Latent Personal Analysis (LPA) just been published with SpringerNature in UMUAI Journal
Glad to share a new paper in User Modeling and User-Adapted Interaction Journal (UMUAI) with Hagit Ben-Shoshan describing an exploration method in a complex domain, Latent Personal Analysis (LPA), with uses for user/entity modeling, impersonation detection in social media, music, and biology.
The method creates a domain and a signature and distance for each entity comprising the domain. In language, within a domain, an author's signature can be derived from, in loose terms, the author's missing popular words and frequently used infrequent words. The distance and the signature are determined by increased distance for missing popular terms and decreased distance for the vast tail of rare words missing from the person's vocabulary. Paraphrasing Debussy, style is the silence between the words: personal style is also measured by popular domain words missing from a person's vocabulary.
How about applications?
- Quite a lot of insights for authorship attribution and the digital humanities.
For example, here's a style heatmap of 19th-century writers, comparing books' signatures distances to determine similarity.
Qualitative exploration: The book Robinson Crusoe was taken as a domain and each chapter as an entity.
The lower panel shows the most frequent words in the book (not considering stopwords). Interestingly, God is one of the principal words in the domain, i.e., in the book. However, in the last chapter, the word God appears much less than in the rest of the book, while the word lough is much more frequent.
- In Social Media, LPA can be used for better user modeling. For example, look at the signatures of these two IMDb reviewers. This is a content-based exploration, exposing preferences as well as less preferred genres.
- Impersonation detection in social media:
LPA can determine a form of sockpuppets, that is, several users authored by a single person.
Interestingly, it can flag a Front User account, a single account operated by multiple authors.
- Music: Spotify's 2017 dataset of all songs streamed in that year, and their listening frequency in each country was the basis for the analysis that created an LPA distance and signature for each country. Countries that listen more to popular music have a lower distance. Examples of these are Canada, Switzerland, and Australia.
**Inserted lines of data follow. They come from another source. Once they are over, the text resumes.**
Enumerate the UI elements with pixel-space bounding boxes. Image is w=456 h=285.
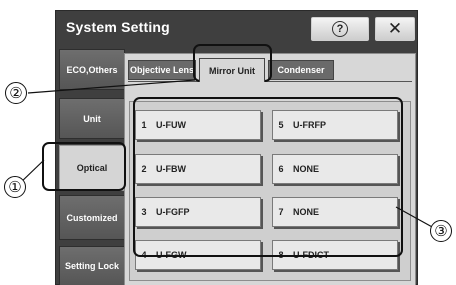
tab-label: Mirror Unit bbox=[209, 65, 255, 76]
tab-mirror-unit[interactable]: Mirror Unit bbox=[199, 58, 265, 82]
callout-leader-lines bbox=[17, 79, 435, 229]
callout-2-marker: ② bbox=[5, 82, 27, 104]
callout-3-marker: ③ bbox=[430, 220, 452, 242]
callout-1-marker: ① bbox=[4, 176, 26, 198]
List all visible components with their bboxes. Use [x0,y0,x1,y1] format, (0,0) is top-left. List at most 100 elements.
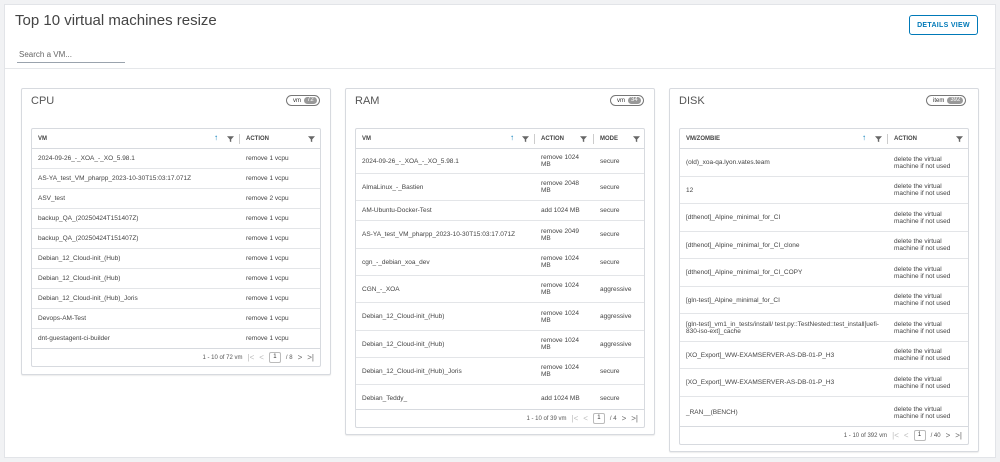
table-row: CGN_-_XOA remove 1024 MB aggressive [356,276,644,303]
column-header-vm[interactable]: VM [356,129,534,149]
vm-cell: Devops-AM-Test [38,315,87,322]
action-cell: remove 1 vcpu [246,155,289,162]
action-cell: delete the virtual machine if not used [894,293,951,307]
next-page-icon[interactable]: > [946,431,951,440]
table-row: [dthenot]_Alpine_minimal_for_CI_clone del… [680,232,968,259]
action-cell: remove 1 vcpu [246,275,289,282]
vm-cell: dnt-guestagent-ci-builder [38,335,110,342]
vm-cell: 12 [686,186,694,194]
vm-cell: AS-YA_test_VM_pharpp_2023-10-30T15:03:17… [362,231,516,238]
action-cell: add 1024 MB [541,394,580,402]
badge-label: vm [293,97,301,104]
table-row: 2024-09-26_-_XOA_-_XO_5.98.1 remove 1024 … [356,149,644,174]
table-row: _RAN__(BENCH) delete the virtual machine … [680,397,968,428]
filter-icon[interactable] [308,135,315,143]
table-row: Debian_12_Cloud-init_(Hub) remove 1024 MB… [356,331,644,358]
action-cell: delete the virtual machine if not used [894,155,951,170]
mode-cell: aggressive [600,313,632,320]
column-header-vm-zombie[interactable]: VM/ZOMBIE [680,129,887,149]
vm-cell: Debian_12_Cloud-init_(Hub)_Joris [362,367,462,375]
action-cell: delete the virtual machine if not used [894,183,951,197]
vm-cell: backup_QA_(20250424T151407Z) [38,215,139,222]
previous-page-icon[interactable]: < [583,414,588,423]
last-page-icon[interactable]: >| [307,353,314,362]
mode-cell: secure [600,157,620,165]
filter-icon[interactable] [956,135,963,143]
mode-cell: secure [600,367,620,375]
total-pages: / 40 [930,432,941,439]
last-page-icon[interactable]: >| [631,414,638,423]
table-row: [dthenot]_Alpine_minimal_for_CI delete th… [680,204,968,232]
table-row: 12 delete the virtual machine if not used [680,177,968,204]
first-page-icon[interactable]: |< [571,414,578,423]
action-cell: remove 1024 MB [541,255,579,269]
table-row: AM-Ubuntu-Docker-Test add 1024 MB secure [356,201,644,221]
total-pages: / 4 [609,415,617,422]
action-cell: delete the virtual machine if not used [894,320,951,335]
action-cell: remove 1 vcpu [246,315,289,322]
badge-count: 34 [628,97,641,104]
vm-cell: backup_QA_(20250424T151407Z) [38,235,139,242]
vm-cell: [dthenot]_Alpine_minimal_for_CI_COPY [686,269,803,276]
vm-cell: Debian_12_Cloud-init_(Hub) [38,255,121,262]
filter-icon[interactable] [227,135,234,143]
page-header: Top 10 virtual machines resize DETAILS V… [5,5,995,69]
vm-cell: Debian_12_Cloud-init_(Hub)_Joris [38,295,138,302]
action-cell: remove 2048 MB [541,180,579,194]
disk-card: DISK item 392 VM/ZOMBIE ↑ ACTION (old)_x… [669,88,979,452]
action-cell: remove 2049 MB [541,227,579,242]
table-row: 2024-09-26_-_XOA_-_XO_5.98.1 remove 1 vcp… [32,149,320,169]
previous-page-icon[interactable]: < [259,353,264,362]
vm-cell: Debian_12_Cloud-init_(Hub) [362,313,445,320]
current-page-input[interactable]: 1 [592,413,605,424]
column-header-vm[interactable]: VM [32,129,239,149]
filter-icon[interactable] [875,135,882,143]
previous-page-icon[interactable]: < [904,431,909,440]
sort-ascending-icon[interactable]: ↑ [862,133,866,143]
first-page-icon[interactable]: |< [247,353,254,362]
sort-ascending-icon[interactable]: ↑ [510,133,514,143]
table-row: [XO_Export]_WW-EXAMSERVER-AS-DB-01-P_H3 d… [680,369,968,397]
cpu-grid-header: VM ↑ ACTION [32,129,320,149]
table-row: Debian_12_Cloud-init_(Hub)_Joris remove 1… [32,289,320,309]
filter-icon[interactable] [633,135,640,143]
badge-label: item [933,97,945,104]
vm-cell: ASV_test [38,195,66,202]
first-page-icon[interactable]: |< [892,431,899,440]
ram-grid-footer: 1 - 10 of 39 vm |< < 1 / 4 > >| [356,409,644,427]
table-row: AS-YA_test_VM_pharpp_2023-10-30T15:03:17… [32,169,320,189]
vm-cell: [XO_Export]_WW-EXAMSERVER-AS-DB-01-P_H3 [686,379,835,386]
search-input[interactable] [17,47,125,63]
ram-title: RAM [355,95,380,107]
mode-cell: aggressive [600,340,632,348]
action-cell: remove 1024 MB [541,282,579,296]
vm-cell: AlmaLinux_-_Bastien [362,183,424,191]
details-view-button[interactable]: DETAILS VIEW [909,15,978,35]
action-cell: remove 1 vcpu [246,175,289,182]
filter-icon[interactable] [522,135,529,143]
last-page-icon[interactable]: >| [955,431,962,440]
vm-cell: (old)_xoa-qa.lyon.vates.team [686,159,770,166]
badge-count: 72 [304,97,317,104]
current-page-input[interactable]: 1 [913,430,926,441]
table-row: AS-YA_test_VM_pharpp_2023-10-30T15:03:17… [356,221,644,249]
cpu-grid-footer: 1 - 10 of 72 vm |< < 1 / 8 > >| [32,348,320,366]
vm-cell: [gln-test]_vm1_in_tests/install/ test.py… [686,320,879,335]
next-page-icon[interactable]: > [622,414,627,423]
sort-ascending-icon[interactable]: ↑ [214,133,218,143]
action-cell: remove 1024 MB [541,309,579,324]
cpu-vm-count-badge: vm 72 [286,95,320,106]
action-cell: remove 1 vcpu [246,335,289,342]
disk-datagrid: VM/ZOMBIE ↑ ACTION (old)_xoa-qa.lyon.vat… [679,128,969,445]
vm-cell: cgn_-_debian_xoa_dev [362,258,430,266]
next-page-icon[interactable]: > [298,353,303,362]
current-page-input[interactable]: 1 [268,352,281,363]
filter-icon[interactable] [580,135,587,143]
total-pages: / 8 [285,354,293,361]
mode-cell: secure [600,231,620,238]
vm-cell: [XO_Export]_WW-EXAMSERVER-AS-DB-01-P_H3 [686,351,835,359]
disk-title: DISK [679,95,705,107]
pagination-range: 1 - 10 of 392 vm [843,432,888,439]
mode-cell: secure [600,183,620,191]
table-row: dnt-guestagent-ci-builder remove 1 vcpu [32,329,320,349]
These countries' signatures are characterized by small differences in listening habits to hit songs. Countries distant from the domain are where local music is preferred, for example, Turkey or Uruguay.
Here's a PCA of the distance matrix table of Countries Spotify music LPA-signatures. The first dimension accounts for 47.7% of the variance, and the second for 16.8%.
- Biology: LPA was used to compare the spectral spread of sub repertoires of B cell clones (B cells with a shared mother cell) within a person. We reiterated previous findings that showed that gut and blood tissues have separate repertoires.
We further identify a third branch of clonal patterns typical of the lymphatic organs (Spleen, MLN, and bone marrow) separated from the other two categories. We also show that the Spleen encompasses the closest picture of the entire repertoire, and person-popular clones are as popular in the Spleen. The LPA biology paper with Uri Alon and Uri Hershberg.
- Diving into literature debates. Few have questioned the authorship of the Shakespearian poem "A lover's complaint". Creating a domain from all of Shakespear's writings, most have a typical distance, which is not the case for the poem in question.